Alasan Utama: Kepatuhan Terhadap Regulasi
Keputusan manajemen Persib ini bukan tanpa alasan. Vice President of Operations PT Persib Bandung Bermartabat (PBB), Andang Ruhiat, menjelaskan bahwa imbauan ini didasarkan pada regulasi yang berlaku dalam kompetisi BRI Super League 2025/2026. Larangan away bagi suporter tim tamu masih diberlakukan, mengacu pada regulasi Liga 1 2025/26 Pasal 5 ayat 7 tentang Keamanan dan Kenyamanan serta Pasal 141 Kode Disiplin PSSI Tahun 2023.
Regulasi yang Berlaku: Pasal 5 Ayat 7 dan Pasal 141
Regulasi ini secara jelas melarang suporter tim tamu untuk hadir langsung di stadion. Andang Ruhiat menegaskan, "Kami memohon pengertian dan kerja sama suporter Persebaya untuk tidak hadir di Stadion GBLA sebagaimana diatur dalam regulasi resmi." Pernyataan ini disampaikan pada Selasa, 9 September 2025, sebagai bentuk sosialisasi dan peringatan dini kepada suporter Persebaya.
Konsekuensi Jika Regulasi Dilanggar
Manajemen Persib menekankan bahwa imbauan ini bukan sekadar himbauan biasa. Terdapat konsekuensi nyata bagi suporter Persebaya yang tetap nekat hadir di Stadion GBLA. PSSI melalui Komite Disiplin akan menjatuhkan sanksi tegas berupa denda finansial. Denda ini berpotensi merugikan tidak hanya klub tamu, tetapi juga klub tuan rumah, yaitu Persib Bandung.

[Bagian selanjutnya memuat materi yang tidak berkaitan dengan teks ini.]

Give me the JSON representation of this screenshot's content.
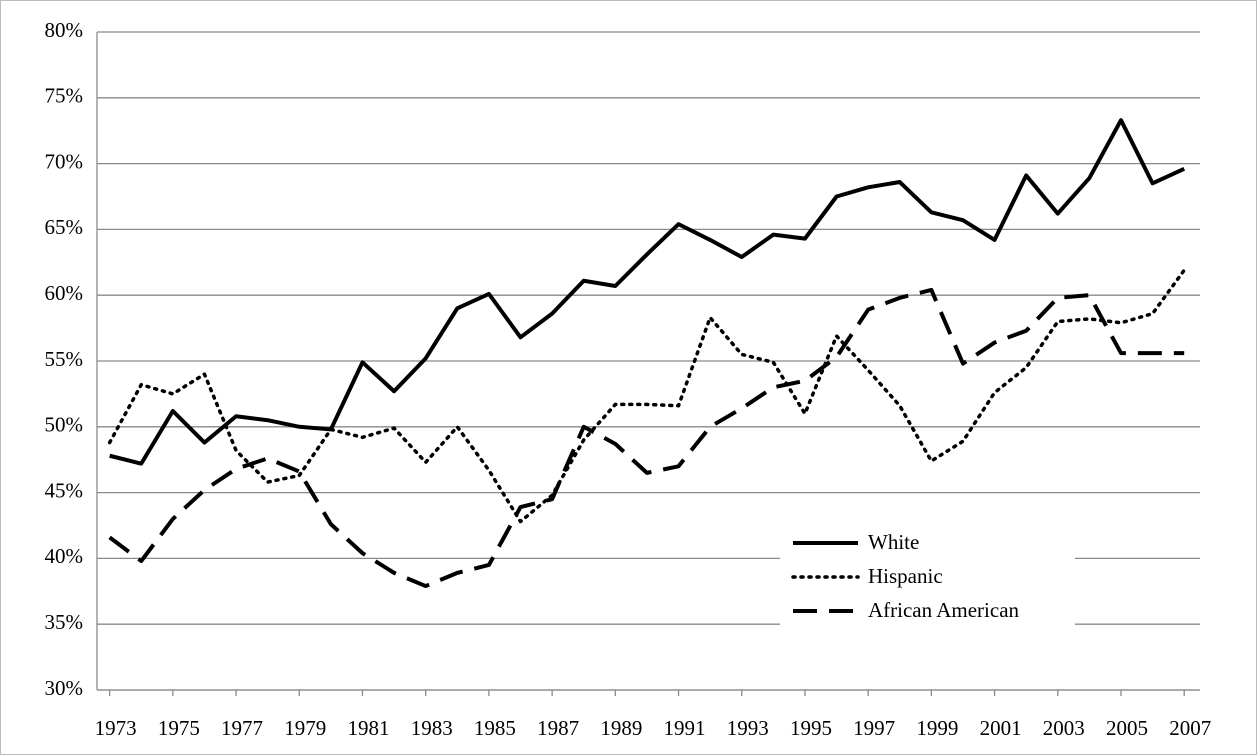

Tanggung Jawab Bersama untuk Kompetisi yang Sehat
Andang Ruhiat menekankan bahwa kepatuhan terhadap regulasi adalah tanggung jawab bersama. Hal ini penting untuk menjaga keberlangsungan kompetisi yang sehat dan sportif. Kepatuhan ini diharapkan dapat menciptakan suasana pertandingan yang kondusif dan aman bagi semua pihak.
Langkah Antisipatif dari Panitia Penyelenggara
Panitia Penyelenggara (Panpel) Persib, bersama dengan aparat keamanan, telah menyiapkan langkah-langkah antisipatif. Langkah utama adalah memulangkan suporter Persebaya yang tetap memaksakan diri untuk hadir di Stadion GBLA.
Prioritas Utama: Keamanan dan Kenyamanan
Langkah ini diambil bukan untuk menghambat atau membatasi kecintaan suporter terhadap timnya. Prioritas utama adalah untuk menjamin keamanan dan kenyamanan semua pihak yang hadir di stadion, termasuk keluarga dan anak-anak. Hal ini sejalan dengan semangat menciptakan suasana yang nyaman dan mendukung pertumbuhan sepak bola Indonesia.
Pesan untuk Suporter
Manajemen Persib berharap suporter Persebaya dapat memahami dan mematuhi imbauan ini. Kerja sama dari semua pihak sangat dibutuhkan untuk menciptakan pertandingan yang aman, nyaman, dan tetap menjunjung tinggi nilai-nilai sportifitas.